La procédure civile « simplifiée » : une justice rendue tantôt par des non-magistrats, tantôt par des ordinateurs !
L’objectif de réduction de moyens conduit à faire rendre la justice sans juge dans certaines matières.
Les directeurs des CAF deviennent chargés de fixer le montant des pensions alimentaires post-divorce ou séparation (avec quels moyens supplémentaires, sur quels critères ??), sans audience et sans avocat.
L’article 3-2 permet une dématérialisation des procédures pour les « petits litiges ».
Selon l’exposé des motifs « l’objectif est de permettre aux justiciables, dans les procédures sans représentation obligatoire relevant du tribunal d’instance, d’obtenir une décision dans un délai raccourci grâce à des échanges s’effectuant de manière complètement dématérialisée, via le portail de la justice. Le jugement aura en principe lieu en dehors de toute audience. »
– les « petits litiges » devraient être ceux dont le montant va jusqu’à 10 000 €, donc ils ne sont « petits » que pour les auteurs fortunés du texte, mais ont un impact certain sur la vie quotidienne du plus grand nombre, lorsqu’il s’agit par exemple de faire annuler l’acquisition du véhicule d’occasion défectueux dont on a besoin pour travailler.
– Le jugement sera rendu sans audience, par utilisation d’algorithmes, c’est à dire par un logiciel. Les parties vont scanner leurs pièces sur un portail informatique, et le logiciel leur retournera un jugement ! Lorsque l’on constate le dysfonctionnement national et durable du site relatif aux permis de conduires et cartes grises …

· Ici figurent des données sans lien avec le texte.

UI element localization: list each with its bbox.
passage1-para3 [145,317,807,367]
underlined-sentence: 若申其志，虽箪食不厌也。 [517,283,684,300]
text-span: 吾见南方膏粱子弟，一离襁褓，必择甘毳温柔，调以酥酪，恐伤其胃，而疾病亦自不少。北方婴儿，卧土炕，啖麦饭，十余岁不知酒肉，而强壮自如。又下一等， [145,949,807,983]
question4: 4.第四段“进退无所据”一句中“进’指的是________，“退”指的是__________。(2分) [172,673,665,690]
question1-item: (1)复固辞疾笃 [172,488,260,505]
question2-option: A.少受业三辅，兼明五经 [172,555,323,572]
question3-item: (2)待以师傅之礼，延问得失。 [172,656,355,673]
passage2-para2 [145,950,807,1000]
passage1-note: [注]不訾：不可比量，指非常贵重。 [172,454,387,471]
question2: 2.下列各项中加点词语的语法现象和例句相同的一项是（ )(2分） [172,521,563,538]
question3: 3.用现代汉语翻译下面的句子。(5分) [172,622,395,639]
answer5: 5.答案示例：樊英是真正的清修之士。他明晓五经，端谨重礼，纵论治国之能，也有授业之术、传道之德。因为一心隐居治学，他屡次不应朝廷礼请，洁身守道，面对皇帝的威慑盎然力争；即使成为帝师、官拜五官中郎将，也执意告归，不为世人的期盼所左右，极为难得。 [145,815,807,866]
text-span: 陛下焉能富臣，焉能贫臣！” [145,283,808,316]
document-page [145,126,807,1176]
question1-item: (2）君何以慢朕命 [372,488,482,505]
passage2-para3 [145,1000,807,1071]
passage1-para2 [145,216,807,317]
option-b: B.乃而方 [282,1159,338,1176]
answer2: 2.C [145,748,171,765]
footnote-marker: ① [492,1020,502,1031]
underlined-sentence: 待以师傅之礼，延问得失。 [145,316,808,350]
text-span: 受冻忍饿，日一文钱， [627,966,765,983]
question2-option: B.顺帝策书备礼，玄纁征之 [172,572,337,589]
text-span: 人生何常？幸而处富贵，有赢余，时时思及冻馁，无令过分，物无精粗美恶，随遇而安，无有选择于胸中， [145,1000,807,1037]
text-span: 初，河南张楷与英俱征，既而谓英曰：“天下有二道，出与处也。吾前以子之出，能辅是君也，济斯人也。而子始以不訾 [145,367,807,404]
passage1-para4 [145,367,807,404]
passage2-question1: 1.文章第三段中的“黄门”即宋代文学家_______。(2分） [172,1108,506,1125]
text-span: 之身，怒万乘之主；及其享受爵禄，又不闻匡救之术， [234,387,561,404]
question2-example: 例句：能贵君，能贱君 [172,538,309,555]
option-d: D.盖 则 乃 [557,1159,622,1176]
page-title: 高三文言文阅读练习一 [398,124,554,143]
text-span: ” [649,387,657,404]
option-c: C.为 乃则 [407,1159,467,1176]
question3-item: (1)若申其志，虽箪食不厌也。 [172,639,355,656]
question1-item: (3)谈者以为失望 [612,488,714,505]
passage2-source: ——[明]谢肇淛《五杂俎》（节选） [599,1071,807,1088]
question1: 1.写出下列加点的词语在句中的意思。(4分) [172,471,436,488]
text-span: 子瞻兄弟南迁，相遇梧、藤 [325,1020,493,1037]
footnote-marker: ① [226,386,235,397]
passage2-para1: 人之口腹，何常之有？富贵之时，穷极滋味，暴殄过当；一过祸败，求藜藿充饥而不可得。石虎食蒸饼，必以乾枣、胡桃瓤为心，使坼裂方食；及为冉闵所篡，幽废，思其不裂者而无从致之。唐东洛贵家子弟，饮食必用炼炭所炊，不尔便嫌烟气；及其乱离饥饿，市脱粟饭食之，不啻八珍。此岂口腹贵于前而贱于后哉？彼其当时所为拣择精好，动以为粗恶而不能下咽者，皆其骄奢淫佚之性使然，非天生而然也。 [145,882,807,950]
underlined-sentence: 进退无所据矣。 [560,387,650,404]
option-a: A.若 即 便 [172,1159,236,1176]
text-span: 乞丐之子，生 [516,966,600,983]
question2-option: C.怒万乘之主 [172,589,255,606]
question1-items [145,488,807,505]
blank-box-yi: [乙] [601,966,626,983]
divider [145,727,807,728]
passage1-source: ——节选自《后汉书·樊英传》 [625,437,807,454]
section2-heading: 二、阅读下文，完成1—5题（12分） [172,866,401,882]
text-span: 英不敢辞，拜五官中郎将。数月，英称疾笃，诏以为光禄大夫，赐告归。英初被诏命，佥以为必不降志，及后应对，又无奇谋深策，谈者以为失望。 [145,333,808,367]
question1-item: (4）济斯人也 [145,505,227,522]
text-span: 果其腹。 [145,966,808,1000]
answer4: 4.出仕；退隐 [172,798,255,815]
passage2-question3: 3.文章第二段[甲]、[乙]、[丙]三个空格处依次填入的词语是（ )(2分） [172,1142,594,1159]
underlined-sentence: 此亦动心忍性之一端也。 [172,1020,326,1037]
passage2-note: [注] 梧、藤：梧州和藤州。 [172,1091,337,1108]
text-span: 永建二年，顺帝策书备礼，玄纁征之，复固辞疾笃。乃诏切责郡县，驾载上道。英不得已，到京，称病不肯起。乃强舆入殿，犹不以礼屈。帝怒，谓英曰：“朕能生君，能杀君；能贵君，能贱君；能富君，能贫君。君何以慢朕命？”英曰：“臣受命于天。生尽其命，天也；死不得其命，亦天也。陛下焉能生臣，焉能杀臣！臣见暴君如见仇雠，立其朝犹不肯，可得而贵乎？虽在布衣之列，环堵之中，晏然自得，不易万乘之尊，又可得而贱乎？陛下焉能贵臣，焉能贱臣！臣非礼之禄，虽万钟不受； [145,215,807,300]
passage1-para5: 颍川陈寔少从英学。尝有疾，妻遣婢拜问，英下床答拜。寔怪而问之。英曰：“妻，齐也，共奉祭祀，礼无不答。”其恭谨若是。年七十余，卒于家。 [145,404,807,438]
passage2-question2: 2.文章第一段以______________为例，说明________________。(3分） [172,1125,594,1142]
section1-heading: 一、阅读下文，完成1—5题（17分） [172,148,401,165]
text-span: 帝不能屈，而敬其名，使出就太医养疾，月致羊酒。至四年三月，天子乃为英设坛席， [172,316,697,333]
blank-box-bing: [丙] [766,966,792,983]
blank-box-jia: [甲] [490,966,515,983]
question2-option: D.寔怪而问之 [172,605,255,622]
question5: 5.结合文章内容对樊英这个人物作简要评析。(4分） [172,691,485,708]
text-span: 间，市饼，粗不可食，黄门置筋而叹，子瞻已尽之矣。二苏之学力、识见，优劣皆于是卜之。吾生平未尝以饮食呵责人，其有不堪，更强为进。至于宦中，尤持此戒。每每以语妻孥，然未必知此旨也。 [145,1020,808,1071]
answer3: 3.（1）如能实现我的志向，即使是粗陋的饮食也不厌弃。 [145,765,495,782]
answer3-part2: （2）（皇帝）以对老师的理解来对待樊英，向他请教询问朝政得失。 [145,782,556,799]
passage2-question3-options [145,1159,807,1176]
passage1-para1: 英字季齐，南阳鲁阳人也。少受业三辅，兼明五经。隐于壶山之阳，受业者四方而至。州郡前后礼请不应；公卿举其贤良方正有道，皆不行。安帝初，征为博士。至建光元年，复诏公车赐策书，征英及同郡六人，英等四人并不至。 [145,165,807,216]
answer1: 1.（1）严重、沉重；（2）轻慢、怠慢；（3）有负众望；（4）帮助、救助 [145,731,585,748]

– En dessous de 4 000 €, l’appel ne sera pas possible.
Le recours à cette procédure suppose « l’accord des parties », toutefois celui-ci ne sera plus nécessaire dans la prochaine réforme.
Exit le principe de publicité des débats, puisqu’il n’y aura même plus de débats, c’est une simplification en effet implacable pour l’Etat, mais au détriment des droits individuels puisque le justiciable n’aura même plus accès à un « vrai » juge.
L’Etat veut se désengager de la Justice.
Le projet prévoit également la suppression du tribunal d’instance, au profit du seul TGI (v. art. 54), de même pour les injonctions de payer une seule juridiction nationale serait créée dans le but de réduire les coûts.
A l’évidence compte tenu du nombre pharamineux de dossiers à traiter par une juridiction unique, l’intelligence artificielle sera utilisée pour traiter la masse de dossiers.
L’article 3-1 du PLPJ prévoit également pour les dossiers de droit commun au delà de 10 000 € que « devant le tribunal de grande instance, la procédure peut, avec l’accord des parties, se dérouler sans audience ».
On peut se demander au regard des exigences internationales de garantir l’accès à un « procès équitable » (article 6 CEDH) si un jugement rendu sans publicité, sans débats, et donc sans avocat, voir par une machine dans certains cas, y satisfait.
Pour finir, la simplification annoncée doit être comprise comme une réduction des coûts pour l’Etat, au prix d’un recul considérable des droits individuels.
Ce qui suscite de fortes inquiétudes.